A sane discussion of debt

from the Center for Budget and Policy Priorities. The short term expanded debt was and probably is needed to keep us from having the second depression/actually have a recovery. But, the long term deficit (how much more we are spending and most importantly, are scheduled to spend as compared to revenues) on a routine basis over the next couple of decades under current policy is disastrous.

If you are worried about the long term deficit/debt of the US you are worried about health care as Medicare and Medicaid inflation are the primary long term drivers of it.

There are three main reasons that Medicare, especially drives the deficit problem:
(1) The baby boomers had fewer children than their parents. There were 4 workers per Medicare beneficiary in 2000; there will be 2.4/beneficiary in 2030.
(2) Everyone dies and most people are sick before doing so. And 83% of all deaths in the U.S. occur among Medicare beneficiaries. Whomever insurers older persons will face this issue.
(3) Cost inflation in health care is so much higher than general inflation, and wages.

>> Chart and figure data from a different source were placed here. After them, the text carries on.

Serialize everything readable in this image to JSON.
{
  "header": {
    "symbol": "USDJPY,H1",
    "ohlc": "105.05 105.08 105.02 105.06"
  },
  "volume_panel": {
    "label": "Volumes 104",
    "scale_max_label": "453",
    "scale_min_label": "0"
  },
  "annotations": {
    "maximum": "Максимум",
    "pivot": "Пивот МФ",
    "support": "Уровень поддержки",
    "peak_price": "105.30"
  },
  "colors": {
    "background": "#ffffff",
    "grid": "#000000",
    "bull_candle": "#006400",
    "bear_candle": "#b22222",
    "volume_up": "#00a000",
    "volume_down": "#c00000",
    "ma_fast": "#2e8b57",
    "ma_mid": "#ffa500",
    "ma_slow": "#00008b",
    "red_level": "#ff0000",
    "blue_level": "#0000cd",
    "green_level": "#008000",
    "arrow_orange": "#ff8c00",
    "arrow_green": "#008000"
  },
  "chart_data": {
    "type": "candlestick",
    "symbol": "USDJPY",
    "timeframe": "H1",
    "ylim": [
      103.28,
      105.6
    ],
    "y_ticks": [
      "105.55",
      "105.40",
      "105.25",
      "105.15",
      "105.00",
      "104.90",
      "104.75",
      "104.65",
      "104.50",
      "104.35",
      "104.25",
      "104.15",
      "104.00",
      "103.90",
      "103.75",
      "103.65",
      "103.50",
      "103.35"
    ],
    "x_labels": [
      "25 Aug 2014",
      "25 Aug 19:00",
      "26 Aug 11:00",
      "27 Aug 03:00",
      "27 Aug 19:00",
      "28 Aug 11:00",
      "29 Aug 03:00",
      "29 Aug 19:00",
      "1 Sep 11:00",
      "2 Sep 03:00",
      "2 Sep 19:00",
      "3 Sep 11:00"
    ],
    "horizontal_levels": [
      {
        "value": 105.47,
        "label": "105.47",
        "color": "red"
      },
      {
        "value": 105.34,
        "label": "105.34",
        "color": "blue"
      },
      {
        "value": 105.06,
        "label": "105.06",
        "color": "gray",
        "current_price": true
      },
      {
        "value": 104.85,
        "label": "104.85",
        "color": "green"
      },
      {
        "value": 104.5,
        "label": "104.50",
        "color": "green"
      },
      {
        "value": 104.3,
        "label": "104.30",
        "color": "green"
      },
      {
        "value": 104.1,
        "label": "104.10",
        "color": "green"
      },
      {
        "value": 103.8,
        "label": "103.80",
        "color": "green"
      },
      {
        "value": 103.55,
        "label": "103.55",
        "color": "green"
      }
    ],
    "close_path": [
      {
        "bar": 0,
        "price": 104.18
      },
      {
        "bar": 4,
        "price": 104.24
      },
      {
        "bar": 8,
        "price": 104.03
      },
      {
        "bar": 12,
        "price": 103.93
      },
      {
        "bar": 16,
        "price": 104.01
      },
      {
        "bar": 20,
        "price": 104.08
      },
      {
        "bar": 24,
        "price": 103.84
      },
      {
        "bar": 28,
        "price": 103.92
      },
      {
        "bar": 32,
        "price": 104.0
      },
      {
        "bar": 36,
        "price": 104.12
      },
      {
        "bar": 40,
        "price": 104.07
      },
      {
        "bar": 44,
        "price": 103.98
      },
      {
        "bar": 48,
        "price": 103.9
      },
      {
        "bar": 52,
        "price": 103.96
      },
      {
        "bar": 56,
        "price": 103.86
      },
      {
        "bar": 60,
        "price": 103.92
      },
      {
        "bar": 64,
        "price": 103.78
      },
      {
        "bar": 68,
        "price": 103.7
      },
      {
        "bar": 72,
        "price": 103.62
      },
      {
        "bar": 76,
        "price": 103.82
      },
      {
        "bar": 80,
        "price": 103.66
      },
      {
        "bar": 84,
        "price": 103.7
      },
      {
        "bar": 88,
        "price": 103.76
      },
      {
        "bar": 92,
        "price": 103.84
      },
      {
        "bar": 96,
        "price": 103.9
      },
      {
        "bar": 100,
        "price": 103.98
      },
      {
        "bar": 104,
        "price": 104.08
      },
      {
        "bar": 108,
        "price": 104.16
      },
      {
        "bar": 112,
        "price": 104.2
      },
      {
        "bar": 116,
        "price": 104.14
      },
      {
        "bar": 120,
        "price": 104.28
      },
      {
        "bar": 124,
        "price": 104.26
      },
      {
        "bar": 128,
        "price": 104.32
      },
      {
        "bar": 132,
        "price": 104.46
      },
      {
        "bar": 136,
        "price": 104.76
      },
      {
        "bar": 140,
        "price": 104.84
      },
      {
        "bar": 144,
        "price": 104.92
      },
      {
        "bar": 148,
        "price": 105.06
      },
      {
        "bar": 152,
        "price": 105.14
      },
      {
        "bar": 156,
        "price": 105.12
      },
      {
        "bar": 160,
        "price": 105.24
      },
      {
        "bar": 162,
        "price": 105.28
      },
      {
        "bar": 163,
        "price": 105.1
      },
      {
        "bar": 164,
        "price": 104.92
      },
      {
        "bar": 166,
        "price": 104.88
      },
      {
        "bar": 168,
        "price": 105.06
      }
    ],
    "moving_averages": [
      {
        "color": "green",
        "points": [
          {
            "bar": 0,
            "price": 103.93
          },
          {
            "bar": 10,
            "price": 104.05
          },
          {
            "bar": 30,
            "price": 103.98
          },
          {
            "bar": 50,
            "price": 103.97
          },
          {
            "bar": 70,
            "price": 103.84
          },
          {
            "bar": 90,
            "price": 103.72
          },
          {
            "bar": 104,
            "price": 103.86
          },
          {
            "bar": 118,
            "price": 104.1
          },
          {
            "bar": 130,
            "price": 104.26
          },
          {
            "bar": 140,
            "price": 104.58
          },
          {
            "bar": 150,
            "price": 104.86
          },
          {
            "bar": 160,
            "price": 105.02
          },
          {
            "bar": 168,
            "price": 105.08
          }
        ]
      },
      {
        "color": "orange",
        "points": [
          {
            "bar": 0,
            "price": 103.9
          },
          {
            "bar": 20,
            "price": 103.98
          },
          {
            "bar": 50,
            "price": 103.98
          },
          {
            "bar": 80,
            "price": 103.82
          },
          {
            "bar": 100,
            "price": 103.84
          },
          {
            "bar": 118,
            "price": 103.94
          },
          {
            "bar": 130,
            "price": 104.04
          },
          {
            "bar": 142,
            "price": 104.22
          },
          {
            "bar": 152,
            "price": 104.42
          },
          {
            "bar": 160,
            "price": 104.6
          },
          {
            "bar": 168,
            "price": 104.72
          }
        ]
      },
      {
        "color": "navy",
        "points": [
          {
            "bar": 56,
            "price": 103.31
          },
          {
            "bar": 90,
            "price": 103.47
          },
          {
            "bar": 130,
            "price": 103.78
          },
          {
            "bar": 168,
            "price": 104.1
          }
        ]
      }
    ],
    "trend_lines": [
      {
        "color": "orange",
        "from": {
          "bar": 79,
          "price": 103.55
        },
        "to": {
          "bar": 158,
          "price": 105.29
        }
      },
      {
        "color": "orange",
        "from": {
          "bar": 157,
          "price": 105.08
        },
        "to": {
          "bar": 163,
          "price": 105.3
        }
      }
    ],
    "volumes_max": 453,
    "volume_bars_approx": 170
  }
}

#3 is the only thing that can be addressed. The other two are inevitable. No ideology or interpretation whatsoever involved, just math.

This will be hard. They note that if the 2001 and 2003 tax cuts are allowed to expire, that will close 2/5ths of what is needed for a sustainable budget. That is alot, but that means 3/5ths still must be found, either from reducing the outs (what gov't pays out) or increasing the ins (what gov't takes in). To do this will require changes in Medicare, Medicaid and Social Security (or some combination).

The health reform bill is a step towards us having a chance to do this reasonably. I wish the reform bill would do more on cost control. I wish we would cap the tax exclusion at the national mean....I hope the excise tax survies in some form, as it will signal at least a de facto capping of the tax exclusion. And I hope we end up with a real Medicare advisory Commission that will begin to systematically look at what, when, how and how much Medicare pays for care. We will never have a chance to get a handle on cost inflation so long as there are so many uninsured persons who still get some care, this moves us toward a much smaller group of persons who are uninsured. And the passage of a bill this year will make tweakings inevitable, perhaps there will even emerge ways to address cost inflation that politicians of all ilks can support, if we can take this first step.